Landesintegrationsrat-NRW Landesintegrationsrat-NRW

Pressemitteilung vom 7. März 2012

Genug getrauert, zurück zur „Normalität“
Bundesinnenminister macht die Muslime zum Sündenbock der gescheiterten Ausländer- und Integrationspolitik in Deutschland


„Nachdem mit dem Staatsakt für die Opfer der rechtsextremistischen Morde am 23. Februar 2012 in Berlin eine würdevolle Gedenkveranstaltung durchgeführt wurde, sieht es so aus, als wolle Bundesinnenminister Friedrich nun zur ‚Normalität‘ zurückkehren.
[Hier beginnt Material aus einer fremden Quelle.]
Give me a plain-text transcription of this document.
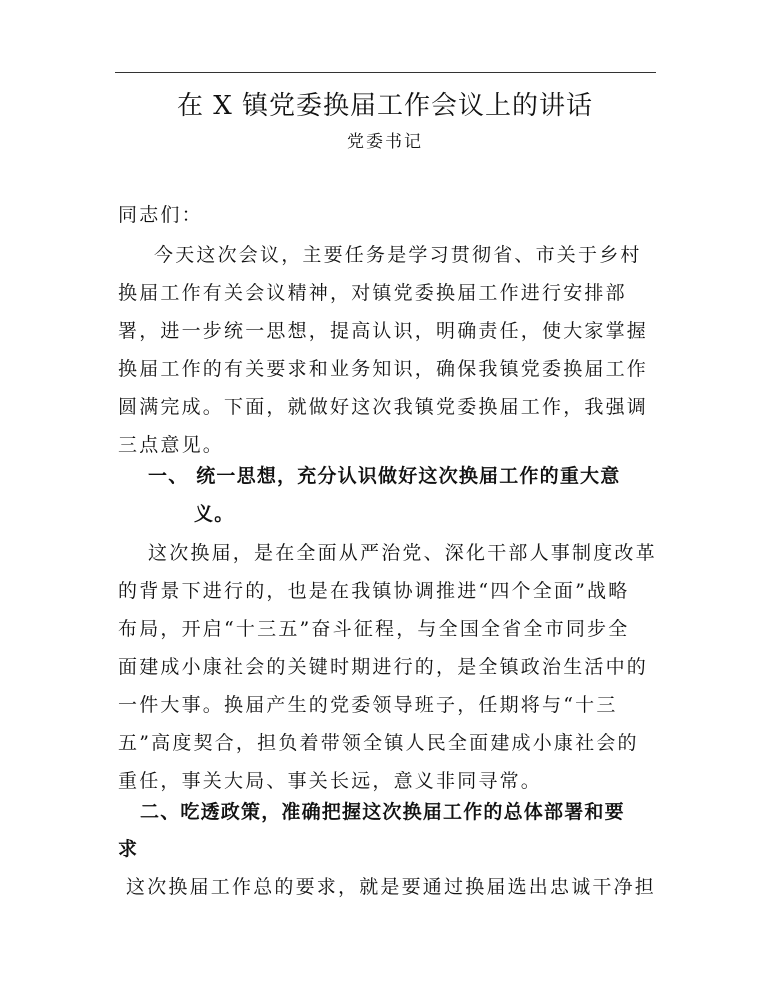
在 X 镇党委换届工作会议上的讲话
党委书记
同志们：
今天这次会议，主要任务是学习贯彻省、市关于乡村
换届工作有关会议精神，对镇党委换届工作进行安排部
署，进一步统一思想，提高认识，明确责任，使大家掌握
换届工作的有关要求和业务知识，确保我镇党委换届工作
圆满完成。下面，就做好这次我镇党委换届工作，我强调
三点意见。
一、 统一思想，充分认识做好这次换届工作的重大意
义。
这次换届，是在全面从严治党、深化干部人事制度改革
的背景下进行的，也是在我镇协调推进“四个全面”战略
布局，开启“十三五”奋斗征程，与全国全省全市同步全
面建成小康社会的关键时期进行的，是全镇政治生活中的
一件大事。换届产生的党委领导班子，任期将与“十三
五”高度契合，担负着带领全镇人民全面建成小康社会的
重任，事关大局、事关长远，意义非同寻常。
二、吃透政策，准确把握这次换届工作的总体部署和要
求
这次换届工作总的要求，就是要通过换届选出忠诚干净担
Dabei musste sich Bundeskanzlerin Angela Merkel bei den Angehörigen der Opfer um Entschuldigung bitten, weil der Staat über so viele Jahre so drastisch versagt hat“, sagt Tayfun Keltek, Vorsitzender des Landesintegrationsrates Nordrhein-Westfalen.
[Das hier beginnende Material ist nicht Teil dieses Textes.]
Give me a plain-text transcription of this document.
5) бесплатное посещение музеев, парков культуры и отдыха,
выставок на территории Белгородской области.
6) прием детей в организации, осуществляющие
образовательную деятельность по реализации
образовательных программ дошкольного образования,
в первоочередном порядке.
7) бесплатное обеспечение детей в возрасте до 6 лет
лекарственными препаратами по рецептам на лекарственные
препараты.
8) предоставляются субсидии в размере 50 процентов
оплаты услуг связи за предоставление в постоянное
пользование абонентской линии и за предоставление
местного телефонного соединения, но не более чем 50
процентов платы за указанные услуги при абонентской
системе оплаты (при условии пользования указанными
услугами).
„Mit diffamierenden und pauschalisierenden Aussagen über junge Muslime in Deutschland wie ‚autoritär‘ oder ‚antidemokratisch‘ macht Friedrich die benachteiligten jungen Menschen abermals zum Sündenbock einer verfehlten Integrationspolitik, ohne auf die Ursachen einzugehen. Mit solchen Aussagen bekommen nur rechtspopulistische und -extremistische Tendenzen in der Gesellschaft Auftrieb und können ihre demokratiefeindliche Gesinnung verbreiten.“

„Friedrich pickt sich die Daten aus der Studie heraus, die ihm gerade in den Kram passen und stellt sie zusammenhanglos als Beweis der Öffentlichkeit vor, um die jungen Muslime vorzuführen. Selbst die verantwortlichen Wissenschaftler für die Studie warnen davor, die Fakten aus dem Gesamtkontext herauszureißen, denn sonst sei die Gefahr groß, missverstanden und falsch interpretiert zu werden,“ erklärt Keltek weiter.

Keltek: „Ernste Gefahr für die Demokratie geht meiner Meinung nach vom Rechtsextremismus aus, der - Experten zufolge große Resonanz in der Mitte der Gesellschaft findet. Diskriminierung und Misstrauen bis hin zu einer offenen Feindseligkeit der Mehrheitsgesellschaft sind häufige Erfahrungen der Migrantinnen und Migranten. Es wäre sehr hilfreich, wenn Friedrich einen konstruktiven Beitrag dazu leisten würde, wie man diesen Tendenzen begegnen könnte, statt dass er mit pauschalisierenden Urteilen selbst Unfrieden stiftet.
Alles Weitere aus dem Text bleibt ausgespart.